HKMA delves deeper into digital currencyFinance | Avery Chen 9 Jun 2021
Hong Kong is exploring the prospect of a central bank digital currency and hopes to have initial ideas within 12 months, says Eddie Yue Wai-man, chief executive of the Hong Kong Monetary Authority.
The banking regulator has been researching digital money with a focus on wholesale cross-border payments. And it will soon begin a study on issuing retail digital currency - e-HKD - Yue said.
The authority has also been working with the Bank for International Settlements Innovation Hub Hong Kong Centre on the technical aspects of issuing retail digital currency and possible architectural designs, he said.
It has also established a cross-departmental working group to study technical, policy and legal issues.
While the HKMA has not yet decided whether to issue digital currency, Yue added, it is essential to increase technical readiness with research like that being undertaken by other central banks.
He also listed some of the important questions being posed: "How should we strike a right balance between privacy and traceability? How do we mitigate cybersecurity risks? How will it affect the effectiveness of monetary transmission?"

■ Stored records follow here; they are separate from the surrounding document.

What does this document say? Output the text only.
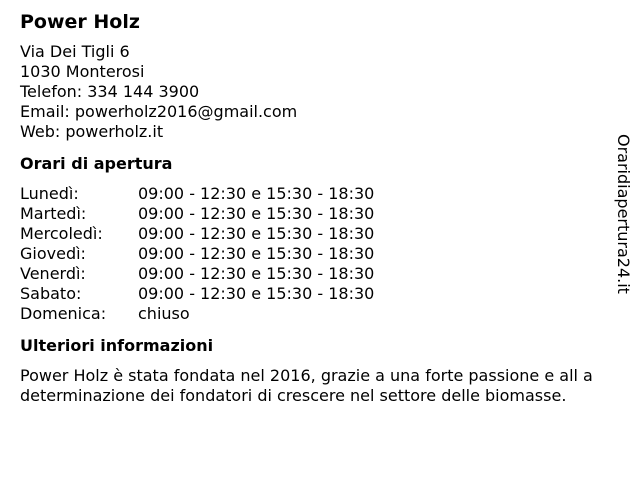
Power Holz
Via Dei Tigli 6
1030 Monterosi
Telefon: 334 144 3900
Email: powerholz2016@gmail.com
Web: powerholz.it
Orari di apertura
Lunedì:	09:00 - 12:30 e 15:30 - 18:30
Martedì:	09:00 - 12:30 e 15:30 - 18:30
Mercoledì:	09:00 - 12:30 e 15:30 - 18:30
Giovedì:	09:00 - 12:30 e 15:30 - 18:30
Venerdì:	09:00 - 12:30 e 15:30 - 18:30
Sabato:	09:00 - 12:30 e 15:30 - 18:30
Domenica:	chiuso
Ulteriori informazioni
Power Holz è stata fondata nel 2016, grazie a una forte passione e all a determinazione dei fondatori di crescere nel settore delle biomasse.
Oraridiapertura24.it
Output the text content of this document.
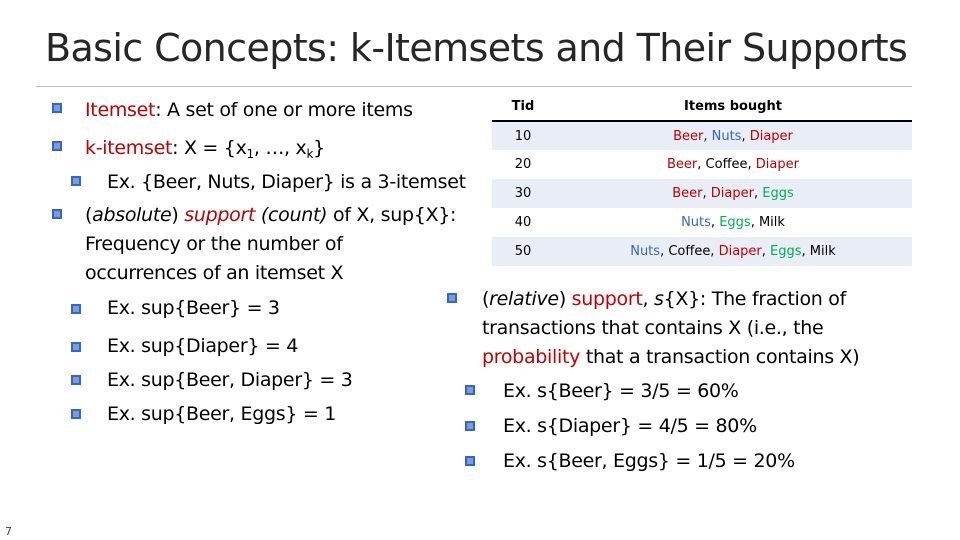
Basic Concepts: k-Itemsets and Their Supports
Itemset: A set of one or more items
k-itemset: $X = \{x_1$, …, $x_k$}
Ex. {Beer, Nuts, Diaper} is a 3-itemset
(absolute) support (count) of X, sup{X}:
Frequency or the number of
occurrences of an itemset X
Ex. sup{Beer} = 3
Ex. sup{Diaper} = 4
Ex. sup{Beer, Diaper} = 3
Ex. sup{Beer, Eggs} = 1
Tid	Items bought
10	Beer, Nuts, Diaper
20	Beer, Coffee, Diaper
30	Beer, Diaper, Eggs
40	Nuts, Eggs, Milk
50	Nuts, Coffee, Diaper, Eggs, Milk
(relative) support, s{X}: The fraction of
transactions that contains X (i.e., the
probability that a transaction contains X)
Ex. s{Beer} = 3/5 = 60%
Ex. s{Diaper} = 4/5 = 80%
Ex. s{Beer, Eggs} = 1/5 = 20%
7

The answers, Yue said, are needed before a conclusion is reached.
Yue also said is too early to discuss whether Hong Kong will reclaim three lenders' right to issue banknotes as digital currencies could be issued by commercial banks.
But the e-HKD will not affect the Hong Kong currency peg to the US dollar, said deputy chief executive Howard Lee Tat-chi.
After launching digital Hong Kong dollar, people will be free to choose using other payment tools like cash, he added.
The HKMA will also continue to collaborate with the People's Bank of China in supporting the digital yuan trial in Hong Kong, which will provide a convenient means of cross-boundary payments.
The e-HKD study is among the monetary authority's Fintech 2025 Strategy, which was unveiled yesterday. Under the strategy, the authority will roll out a tech baseline assessment to take stock of banks' fintech adoption.
It will enhance the SAR's data infrastructure, including the Commercial Data Interchange, digital corporate identity and blockchain-based credit data-sharing platform to help with data sharing.
The authority also aims to expand the fintech talent pool by developing specific training programs and qualifications as well as promoting joint projects between the financial sector and academia.
A new fintech cross-agency co-ordination group will also be established by the monetary authority and the financial sector's key players to formulate support systems.
The Hong Kong Association of Banks said it welcomes the Fintech 2025 Strategy to reinforce Hong Kong's leading place in the global fintech scene.